Which brings us to Wednesday night’s meal at The Coach & Horses in Farringdon, a gastro pub whose stock has risen considerably recently with the arrival of one Henry Herbert, and a place where people whose judgements I trust had told me I really ought to give a try.
Well, as HP says, menu construction is a large part of the art of attracting paying guests and that displayed outside The Coach & Horses pushed just about every DH button going. There is some deep fried stuff, a bit of offal, a pie or two and enough use of the word “home made” to make anyone teary eyed.
The good work is carried through on the inside too with a blackboard proclaiming the provenance of the ingredients and cheery staff who, although not hampered by excess custom, were still friendly and on the ball.
More is the pity then that what came out of the kitchen was all just a little bit shoddy. Not inedible, but suffering, in parts, from execution so slapdash that it made us want to shake our fists at God and curse him for giving man fire.
The three-starter trick is usually a great indication of the intentions and competency of the kitchen and deep Fried Pig’s Head with sauce gribiche, herring roes on toast and a scotch egg sounded like the perfect beginning.
The Scotch egg was delicious, slightly overcooked and lacking the runny yolk of the best examples (I cite DH Vs The Bull & Last, M’lud) but not bad at all. The pig’s head, despite coming with an excellent sauce, was dry and, much as we love offal, the two thick white chunks of ear cartilage we excavated added little.
Good to see herring roe on a menu again, but these little nuggets of fish eggs managed to be flavourless and cried out for the ignition key of a squeeze of lemon to wake them up.
Main courses were even more dispiriting. I am beginning to hate the sight of lidded pies, which have gone from being rich, unctuous stews topped with crisp, yielding pastry of the puff or short variety, to being well, er this, a waterlogged bowl of gunk with a cement topping. The presence of rather good chips did little to raise our spirits and after two attempts by HP to dive for meat, he gave up, shrugged his shoulders and went back to his own dish.
This was a little better. Well prepared lentils, crisp cabbage and a tasty pork chop. But, what a miserly chop and, while I am all for medium cooked pork, if the quality is there, this was bloody close to the bone, rarely a good sign as HP pointed out to the waitress.
If a meal is even a quarter decent, HP can’t be moved from his seat until he has had a bowl of ice cream, a frightening clear spirit and a coffee, at The Coach & Horses he waved any such notion away, zipped up his fleece and made for the door about three seconds after we had handed over a whacking £76 for the meal, a bottle of delicious gamay and a well deserved tip.
By now, the dining room and bar were empty apart from one other couple.
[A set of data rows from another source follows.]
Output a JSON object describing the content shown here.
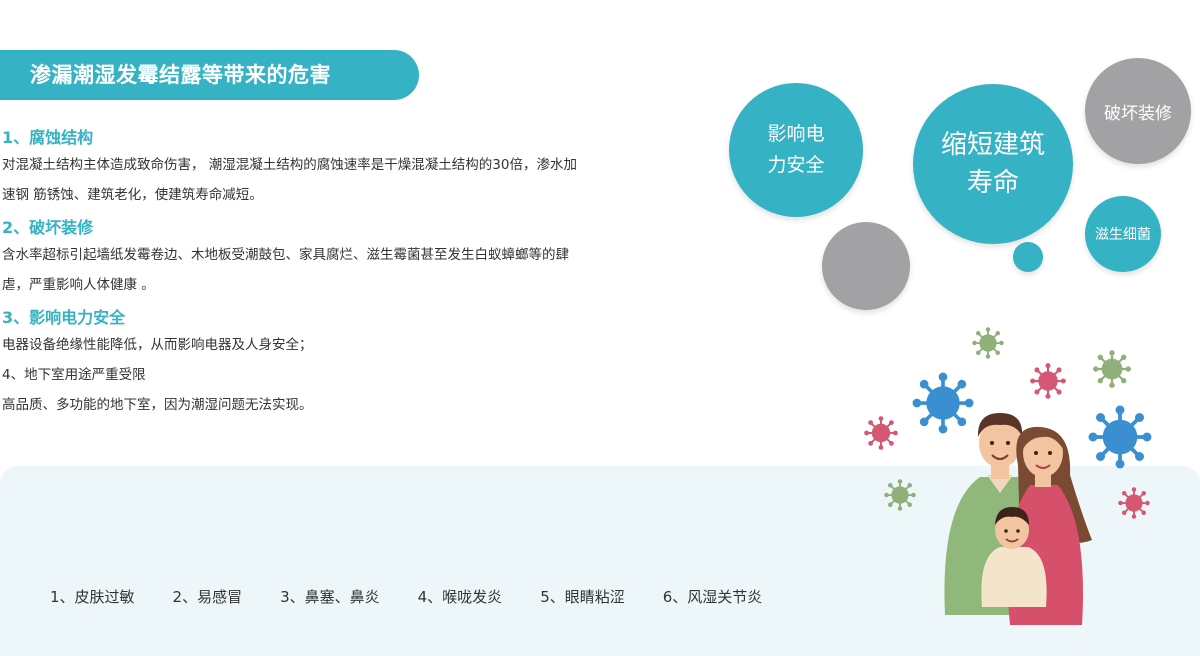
{
  "title": "渗漏潮湿发霉结露等带来的危害",
  "sections": [
    {
      "heading": "1、腐蚀结构",
      "lines": [
        "对混凝土结构主体造成致命伤害， 潮湿混凝土结构的腐蚀速率是干燥混凝土结构的30倍，渗水加",
        "速钢 筋锈蚀、建筑老化，使建筑寿命减短。"
      ]
    },
    {
      "heading": "2、破坏装修",
      "lines": [
        "含水率超标引起墙纸发霉卷边、木地板受潮鼓包、家具腐烂、滋生霉菌甚至发生白蚁蟑螂等的肆",
        "虐，严重影响人体健康 。"
      ]
    },
    {
      "heading": "3、影响电力安全",
      "lines": [
        "电器设备绝缘性能降低，从而影响电器及人身安全；",
        "4、地下室用途严重受限",
        "高品质、多功能的地下室，因为潮湿问题无法实现。"
      ]
    }
  ],
  "bubbles": {
    "power": [
      "影响电",
      "力安全"
    ],
    "lifespan": [
      "缩短建筑",
      "寿命"
    ],
    "decor": "破坏装修",
    "bacteria": "滋生细菌"
  },
  "symptoms": [
    "1、皮肤过敏",
    "2、易感冒",
    "3、鼻塞、鼻炎",
    "4、喉咙发炎",
    "5、眼睛粘涩",
    "6、风湿关节炎"
  ],
  "colors": {
    "accent": "#35b2c3",
    "gray_bubble": "#a2a2a5",
    "panel_bg": "#edf6f9"
  },
  "icons": [
    "virus-icon",
    "family-illustration"
  ]
}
A sign, I am sure both of the current cash crunch and the Guardian’s move to leafier climes, er King’s Cross. I expected to hear the sound of tumbleweed as we opened the door and stepped out towards Farringdon.
I was told today that Wednesday is the chef’s night off. Good for him, as I said, we all need and deserve our rest, but one day when he is off skateboarding, rollerblading or dancing to rave music as I believe young folk do nowadays, he should try eating in his restaurant, it may come as an unwelcome surprise.